Selanjutnya pada masa Raffles berkuasa pada tahun 1811 ia menduduki daerah Semaka dan tidak mau melepaskan daerah Lampung kepada Belanda karena Raffles beranggapan bahwa Lampung bukanlah jajahan Belanda di bidang perdagangan. Namun setelah Raffles meninggalkan Lampung baru kemudian tahun 1829 ditunjuk Residen Belanda untuk Lampung.
Dalam pada itu sejak tahun 1817 posisi Radin Intan semakin kuat, dan oleh karena itu Belanda merasa khawatir dan mengirimkan ekspedisi kecil di pimpin oleh Assisten Residen Krusemen yang menghasilkan persetujuan bahwa:
- Radin Intan memperoleh bantuan keuangan dari Belanda sebesar f. 1.200 setahun.
- Kedua saudara Radin Intan masing-masing akan memperoleh bantuan pula sebesar f. 600 tiap tahun.
- Radin Intan tidak diperkenankan meluaskan lagi wilayah selain dari desa-desa yang sampai saat itu berada di bawah pengaruhnya.
Tetapi persetujuan itu tidak pernah dipatuhi oleh Radin Intan dan ia tetap melakukan perlawanan-perlawanan terhadap Belanda.
Oleh karena itu pada tahun 1825 Belanda memerintahkan Leliever untuk menangkap Radin Intan, tetapi dengan cerdik Radin Intan dapat menyerbu benteng Belanda dan membunuh Liliever dan anak buahnya. Akan tetapi karena pada saat itu Belanda sedang menghadapi perang Diponegoro (1825 - 1830), maka Belanda tidak dapat berbuat apa-apa terhadap peristiwa itu.
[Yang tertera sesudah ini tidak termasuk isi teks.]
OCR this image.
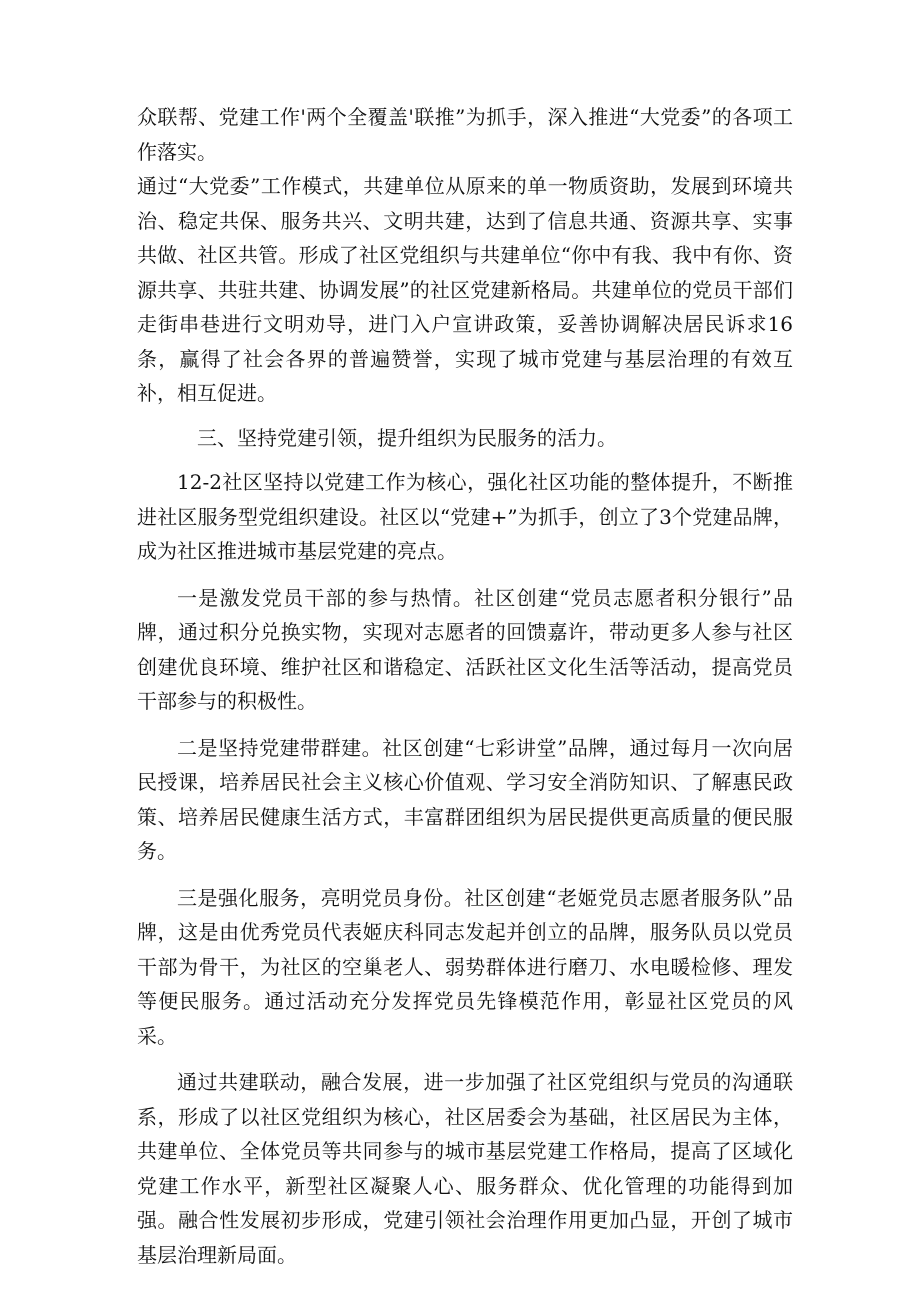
众联帮、党建工作'两个全覆盖'联推”为抓手，深入推进“大党委”的各项工作落实。

通过“大党委”工作模式，共建单位从原来的单一物质资助，发展到环境共治、稳定共保、服务共兴、文明共建，达到了信息共通、资源共享、实事共做、社区共管。形成了社区党组织与共建单位“你中有我、我中有你、资源共享、共驻共建、协调发展”的社区党建新格局。共建单位的党员干部们走街串巷进行文明劝导，进门入户宣讲政策，妥善协调解决居民诉求16条，赢得了社会各界的普遍赞誉，实现了城市党建与基层治理的有效互补，相互促进。

三、坚持党建引领，提升组织为民服务的活力。

12-2社区坚持以党建工作为核心，强化社区功能的整体提升，不断推进社区服务型党组织建设。社区以“党建+”为抓手，创立了3个党建品牌，成为社区推进城市基层党建的亮点。

一是激发党员干部的参与热情。社区创建“党员志愿者积分银行”品牌，通过积分兑换实物，实现对志愿者的回馈嘉许，带动更多人参与社区创建优良环境、维护社区和谐稳定、活跃社区文化生活等活动，提高党员干部参与的积极性。

二是坚持党建带群建。社区创建“七彩讲堂”品牌，通过每月一次向居民授课，培养居民社会主义核心价值观、学习安全消防知识、了解惠民政策、培养居民健康生活方式，丰富群团组织为居民提供更高质量的便民服务。

三是强化服务，亮明党员身份。社区创建“老姬党员志愿者服务队”品牌，这是由优秀党员代表姬庆科同志发起并创立的品牌，服务队员以党员干部为骨干，为社区的空巢老人、弱势群体进行磨刀、水电暖检修、理发等便民服务。通过活动充分发挥党员先锋模范作用，彰显社区党员的风采。

通过共建联动，融合发展，进一步加强了社区党组织与党员的沟通联系，形成了以社区党组织为核心，社区居委会为基础，社区居民为主体，共建单位、全体党员等共同参与的城市基层党建工作格局，提高了区域化党建工作水平，新型社区凝聚人心、服务群众、优化管理的功能得到加强。融合性发展初步形成，党建引领社会治理作用更加凸显，开创了城市基层治理新局面。
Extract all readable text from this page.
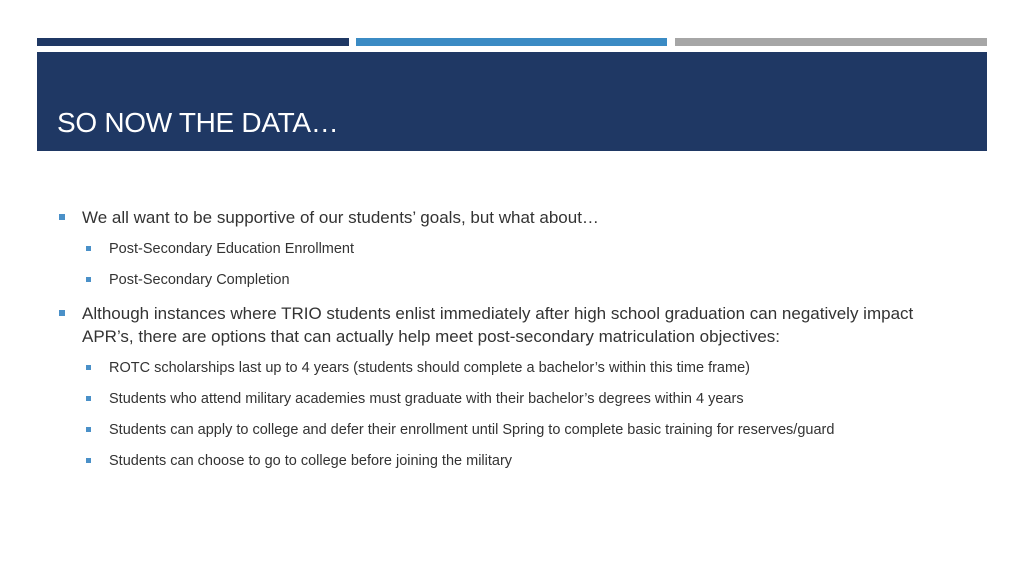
SO NOW THE DATA…
We all want to be supportive of our students’ goals, but what about…
Post-Secondary Education Enrollment
Post-Secondary Completion
Although instances where TRIO students enlist immediately after high school graduation can negatively impact APR’s, there are options that can actually help meet post-secondary matriculation objectives:
ROTC scholarships last up to 4 years (students should complete a bachelor’s within this time frame)
Students who attend military academies must graduate with their bachelor’s degrees within 4 years
Students can apply to college and defer their enrollment until Spring to complete basic training for reserves/guard
Students can choose to go to college before joining the military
Tahun 1825 Radin Intan meninggal dunia dan digantikan oleh Putranya Radin Imba Kusuma.
Setelah Perang Diponegoro selesai pada tahun 1830 Belanda menyerbu Radin Imba Kusuma di daerah Semaka, kemudian pada tahun 1833 Belanda menyerbu benteng Radin Imba Kusuma, tetapi tidak berhasil mendudukinya. Baru pada tahun 1834 setelah Asisten Residen diganti oleh perwira militer Belanda dan dengan kekuasaan penuh, maka Benteng Radin Imba Kusuma berhasil dikuasai.
Radin Imba Kusuma menyingkir ke daerah Lingga, tetapi penduduk daerah Lingga ini menangkapnya dan menyerahkan kepada Belanda. Radin Imba Kusuma kemudian di buang ke Pulau Timor.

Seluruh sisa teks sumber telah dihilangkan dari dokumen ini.